3,5 chili di argento, 340 grammi di oro, 140 grammi di palladio e 130 chili di rame. Che significano questi numeri? Sono il peso dei metalli più preziosi contenuti in una tonnellata di cellulari usati, equivalenti a circa 6 mila dispositivi. È quanto rivelato da Solving the E-waste Problem (StEP), organismo delle Nazioni Unite che ha deciso di rilanciare il problema dei rifiuti pericolosi rappresentati dai vecchi telefoni cellulari in tutto il mondo, in particolare nei paesi economicamente più sviluppati, dove il cambio di cellulare avviene più spesso e, quindi, sono numericamente maggiori i vecchi terminali da smaltire.

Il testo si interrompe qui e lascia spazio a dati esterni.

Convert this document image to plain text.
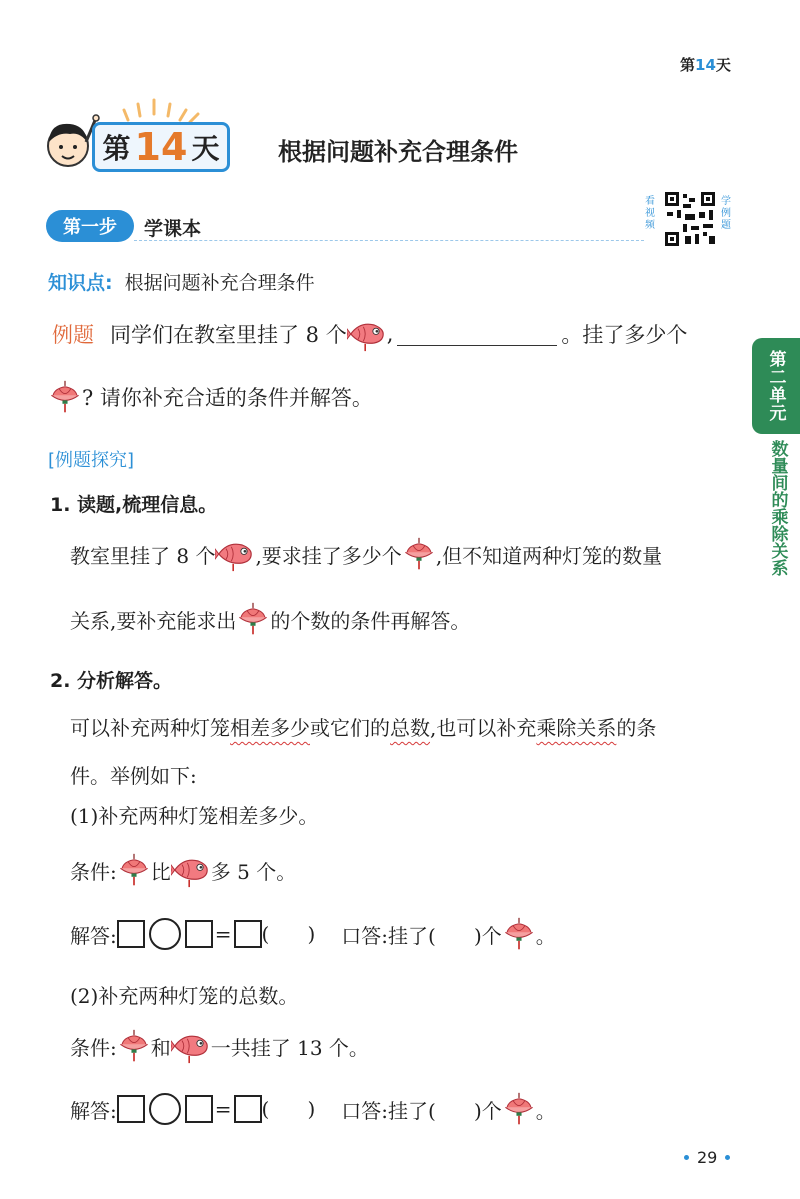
第14天
第 14 天 根据问题补充合理条件
第一步 学课本
看视频
学例题
知识点: 根据问题补充合理条件
例题 同学们在教室里挂了 8 个 ,	。挂了多少个
? 请你补充合适的条件并解答。
[例题探究]
1. 读题,梳理信息。
教室里挂了 8 个 ,要求挂了多少个 ,但不知道两种灯笼的数量
关系,要补充能求出 的个数的条件再解答。
2. 分析解答。
可以补充两种灯笼 相差多少 或它们的 总数 ,也可以补充 乘除关系 的条
件。举例如下:
(1)补充两种灯笼相差多少。
条件: 比 多 5 个。
解答:	= (      ) 口答:挂了(      )个 。
(2)补充两种灯笼的总数。
条件: 和 一共挂了 13 个。
解答:	= (      ) 口答:挂了(      )个 。
第二单元
数量间的乘除关系
29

Il problema è tornato nelle prime pagine delle agenzie di stampa in questi giorni dopo le dichiarazioni di Ruediger Kuehr, il segretario dell’organizzazione legata all’ONU, che punta a trovare delle soluzioni efficaci e tempestive per evitare che i rifiuti tecnologici rappresentati dai telefonini non più utilizzati divenga una situazione insostenibile. La maggior parte di tali rifiuti vengono dislocati in paesi differenti da quelli che li producono: la maggior parte di essi vengono spostati negli stati più poveri del pianeta, divenuti da tempo vere e proprie discariche del mondo occidentalizzato.

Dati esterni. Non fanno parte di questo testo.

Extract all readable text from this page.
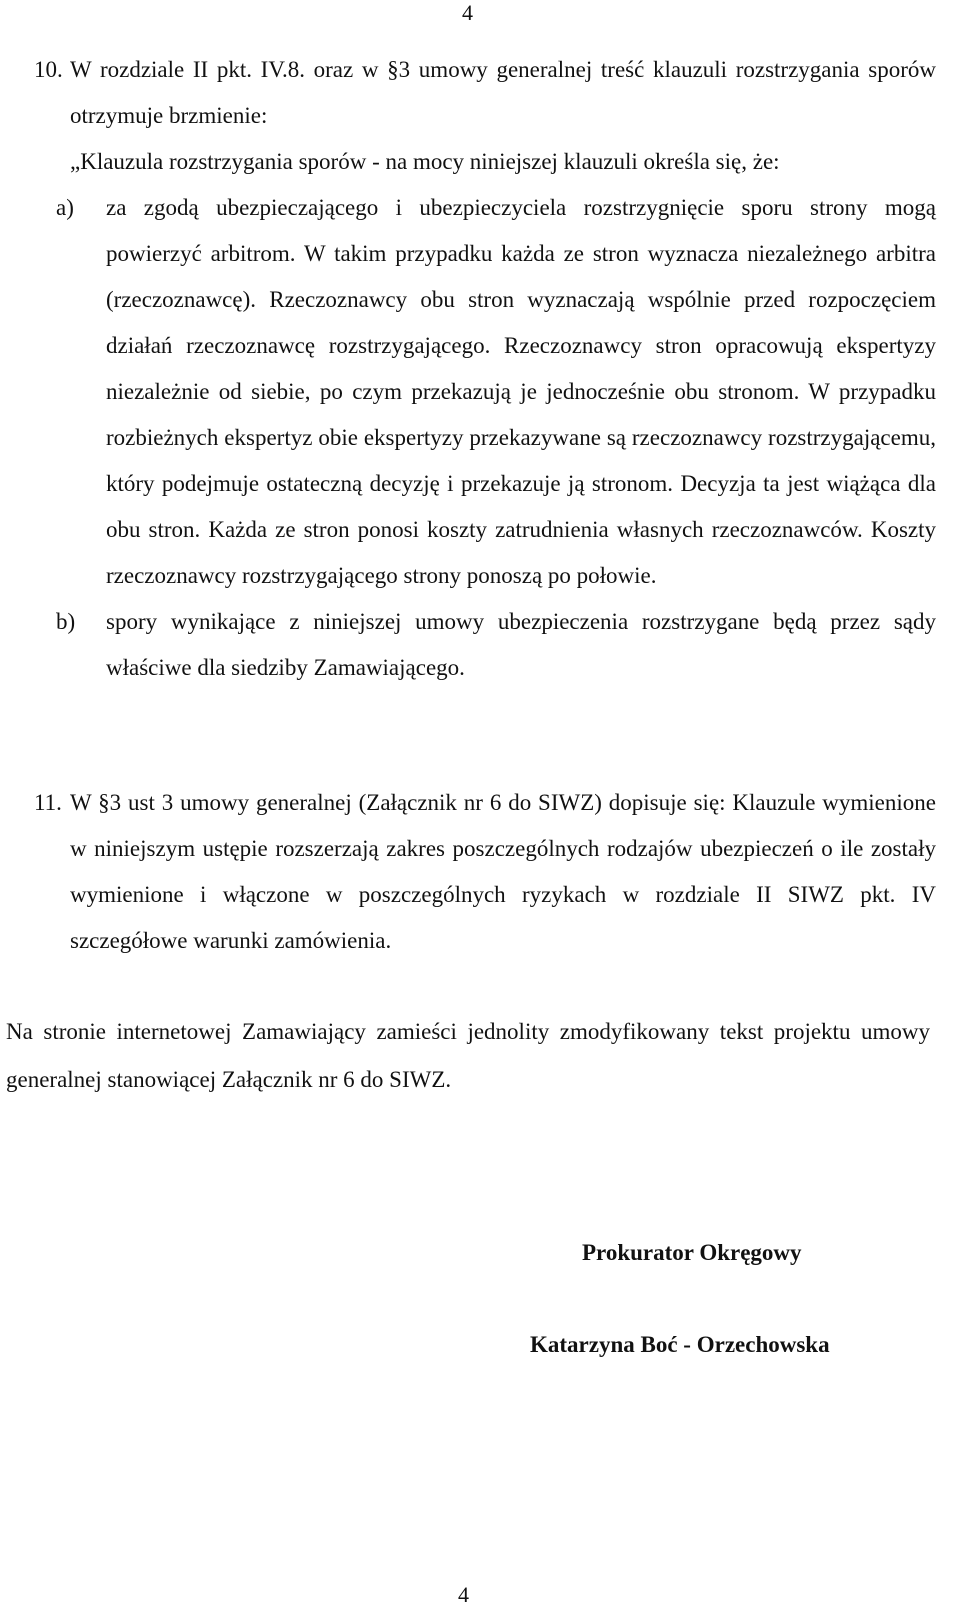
4
10. W rozdziale II pkt. IV.8. oraz w §3 umowy generalnej treść klauzuli rozstrzygania sporów otrzymuje brzmienie:

„Klauzula rozstrzygania sporów - na mocy niniejszej klauzuli określa się, że:

a)	za zgodą ubezpieczającego i ubezpieczyciela rozstrzygnięcie sporu strony mogą powierzyć arbitrom. W takim przypadku każda ze stron wyznacza niezależnego arbitra (rzeczoznawcę). Rzeczoznawcy obu stron wyznaczają wspólnie przed rozpoczęciem działań rzeczoznawcę rozstrzygającego. Rzeczoznawcy stron opracowują ekspertyzy niezależnie od siebie, po czym przekazują je jednocześnie obu stronom. W przypadku rozbieżnych ekspertyz obie ekspertyzy przekazywane są rzeczoznawcy rozstrzygającemu, który podejmuje ostateczną decyzję i przekazuje ją stronom. Decyzja ta jest wiążąca dla obu stron. Każda ze stron ponosi koszty zatrudnienia własnych rzeczoznawców. Koszty rzeczoznawcy rozstrzygającego strony ponoszą po połowie.
b)	spory wynikające z niniejszej umowy ubezpieczenia rozstrzygane będą przez sądy właściwe dla siedziby Zamawiającego.
11. W §3 ust 3 umowy generalnej (Załącznik nr 6 do SIWZ) dopisuje się: Klauzule wymienione w niniejszym ustępie rozszerzają zakres poszczególnych rodzajów ubezpieczeń o ile zostały wymienione i włączone w poszczególnych ryzykach w rozdziale II SIWZ pkt. IV szczegółowe warunki zamówienia.

Na stronie internetowej Zamawiający zamieści jednolity zmodyfikowany tekst projektu umowy generalnej stanowiącej Załącznik nr 6 do SIWZ.

Prokurator Okręgowy
Katarzyna Boć - Orzechowska
4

Ciò che StEP ha voluto mostrare con i numeri che vi abbiamo mostrato ad inizio articolo è che un corretto smaltimento dei rifiuti tecnologici non produce solamente plastica e sostanze nocive per l’ambiente, ma contiene metalli preziosi che potrebbero essere recuperati, utilizzandoli per altri scopi o per la produzione di altri dispositivi, ottimizzando i costi e rilasciando meno inquinanti nell’aria e nel pianeta.

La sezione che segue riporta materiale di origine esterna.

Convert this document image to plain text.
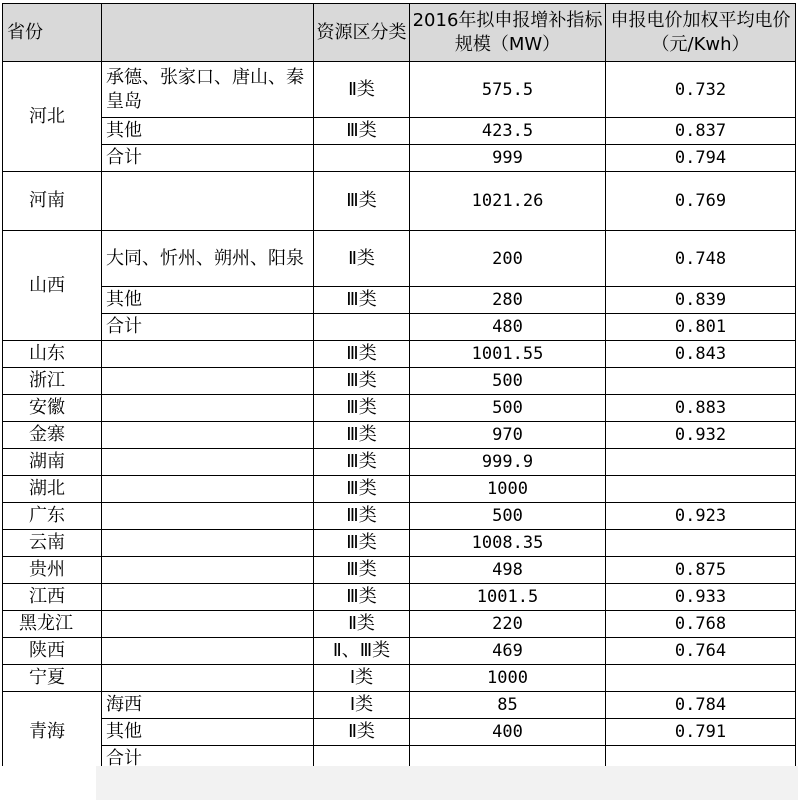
省份		资源区分类	2016年拟申报增补指标规模（MW）	申报电价加权平均电价（元/Kwh）
河北	承德、张家口、唐山、秦皇岛	Ⅱ类	575.5	0.732
	其他	Ⅲ类	423.5	0.837
	合计		999	0.794
河南		Ⅲ类	1021.26	0.769
山西	大同、忻州、朔州、阳泉	Ⅱ类	200	0.748
	其他	Ⅲ类	280	0.839
	合计		480	0.801
山东		Ⅲ类	1001.55	0.843
浙江		Ⅲ类	500	
安徽		Ⅲ类	500	0.883
金寨		Ⅲ类	970	0.932
湖南		Ⅲ类	999.9	
湖北		Ⅲ类	1000	
广东		Ⅲ类	500	0.923
云南		Ⅲ类	1008.35	
贵州		Ⅲ类	498	0.875
江西		Ⅲ类	1001.5	0.933
黑龙江		Ⅱ类	220	0.768
陕西		Ⅱ、Ⅲ类	469	0.764
宁夏		Ⅰ类	1000	
青海	海西	Ⅰ类	85	0.784
	其他	Ⅱ类	400	0.791
	合计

Alcune grandi aziende, come Nokia, Microsoft e Vodafone, hanno già da un po’ di tempo appoggiato politiche di questo tipo, promuovendo iniziative di recupero dei vecchi dispositivi, affinchè non vengano dispersi nell’ambiente insieme ai normali rifiuti casalinghi. Ma c’è ancora molto lavoro da fare e Kuehr auspica un intervento maggiore dei governi e della politica mondiale per regolamentare al meglio queste situazioni.